Yesterday in Bible class, we started watching TIME CHANGERS. This is a movie with a Christian theme that had played at our local theater, although it was not very well attended. In the movie, a seminary professor from the 1890s is trying to publish a book in which he says that we can and should teach about morals without using the name of Christ, as His name may offend some people.

An older professor in the movie makes the point that Satan himself is not against good morals. He is against the name of Jesus Christ, which is exactly why we have to tie Biblical teaching to the Bible, giving credit where credit is due like you do when you cite sources.

I have been thinking about this in terms of the Howard Dean flap over the GOP. Haven’t you wondered how Christianity became a dirty word in our society? Seems like the movie gives a possible answer for the objection to the name of Christ.

I don’t mean to oversimplify this, but there has to be a reason that, when Jesus was tempted by Satan in the desert, He responded with Scripture. Of course, to live out our lives this way requires that we know the Word, and at least in my case, I am finding that to be a life-long process. But I can’t think of a better way to answer when the world questions. I’m not saying, either, that you won’t be persecuted if you answer someone this way, but evidently as Christians we have to be prepared for persecution. We just have to trust the Holy Spirit, I think, to do His thing. As it says in Hebrews 4:12 (New International Version)

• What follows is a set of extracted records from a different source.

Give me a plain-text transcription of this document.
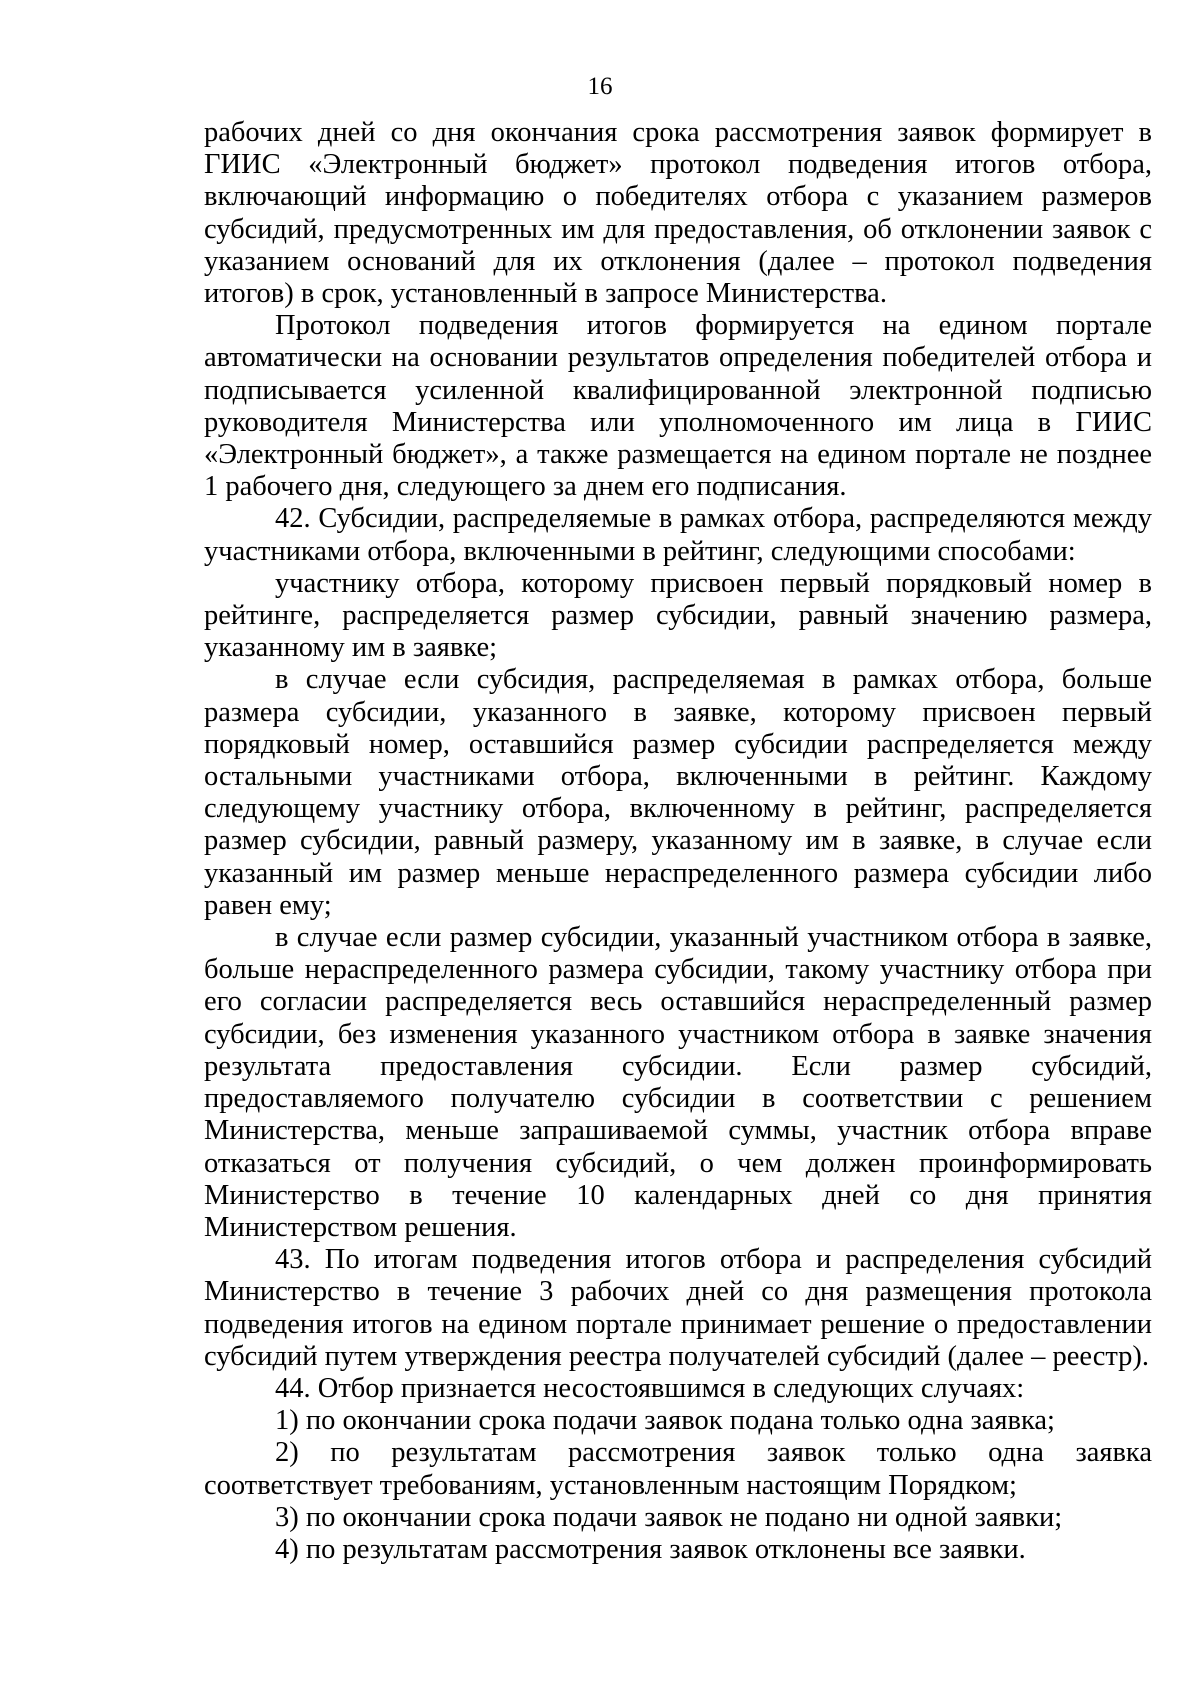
16

рабочих дней со дня окончания срока рассмотрения заявок формирует в ГИИС «Электронный бюджет» протокол подведения итогов отбора, включающий информацию о победителях отбора с указанием размеров субсидий, предусмотренных им для предоставления, об отклонении заявок с указанием оснований для их отклонения (далее – протокол подведения итогов) в срок, установленный в запросе Министерства.

Протокол подведения итогов формируется на едином портале автоматически на основании результатов определения победителей отбора и подписывается усиленной квалифицированной электронной подписью руководителя Министерства или уполномоченного им лица в ГИИС «Электронный бюджет», а также размещается на едином портале не позднее 1 рабочего дня, следующего за днем его подписания.

42. Субсидии, распределяемые в рамках отбора, распределяются между участниками отбора, включенными в рейтинг, следующими способами:

участнику отбора, которому присвоен первый порядковый номер в рейтинге, распределяется размер субсидии, равный значению размера, указанному им в заявке;

в случае если субсидия, распределяемая в рамках отбора, больше размера субсидии, указанного в заявке, которому присвоен первый порядковый номер, оставшийся размер субсидии распределяется между остальными участниками отбора, включенными в рейтинг. Каждому следующему участнику отбора, включенному в рейтинг, распределяется размер субсидии, равный размеру, указанному им в заявке, в случае если указанный им размер меньше нераспределенного размера субсидии либо равен ему;

в случае если размер субсидии, указанный участником отбора в заявке, больше нераспределенного размера субсидии, такому участнику отбора при его согласии распределяется весь оставшийся нераспределенный размер субсидии, без изменения указанного участником отбора в заявке значения результата предоставления субсидии. Если размер субсидий, предоставляемого получателю субсидии в соответствии с решением Министерства, меньше запрашиваемой суммы, участник отбора вправе отказаться от получения субсидий, о чем должен проинформировать Министерство в течение 10 календарных дней со дня принятия Министерством решения.

43. По итогам подведения итогов отбора и распределения субсидий Министерство в течение 3 рабочих дней со дня размещения протокола подведения итогов на едином портале принимает решение о предоставлении субсидий путем утверждения реестра получателей субсидий (далее – реестр).

44. Отбор признается несостоявшимся в следующих случаях:

1) по окончании срока подачи заявок подана только одна заявка;

2) по результатам рассмотрения заявок только одна заявка соответствует требованиям, установленным настоящим Порядком;

3) по окончании срока подачи заявок не подано ни одной заявки;

4) по результатам рассмотрения заявок отклонены все заявки.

For the word of God is living and active. Sharper than any double-edged sword, it penetrates even to dividing soul and spirit, joints and marrow; it judges the thoughts and attitudes of the heart.


2 Responses to “Moral Authority”

  1. 1 Ron June 13, 2005 at 5:43 pm

    With God as our father, I can liken this to raising children (something I think that I am pretty good at, but something that I also know I need a lot of work.

    How long can you tell a child, “Because I said so!” and have them listen.

  2. 2 Becky June 14, 2005 at 8:20 am

    I remember hating the “because I said so” moments in my life, so I concede that you do have a point.

    Maybe in order to concede the need to cite God as the authority, you have to recognize Him as the ultimate authority. That is not something that humanity does well. And I think that is why we encounter such hostility when we do attribute the things of God to Him: mankind, like Adam and Eve, tend to think they know better.

    Same with the kids. You wouldn’t have to resort to “because I said so” if they weren’t challenging your authority. And in order for the statement to end discussion, they have to accept your authority. I don’t think redeemed human beings do that well, so think how hard it is for those who do not know Jesus as their Savior.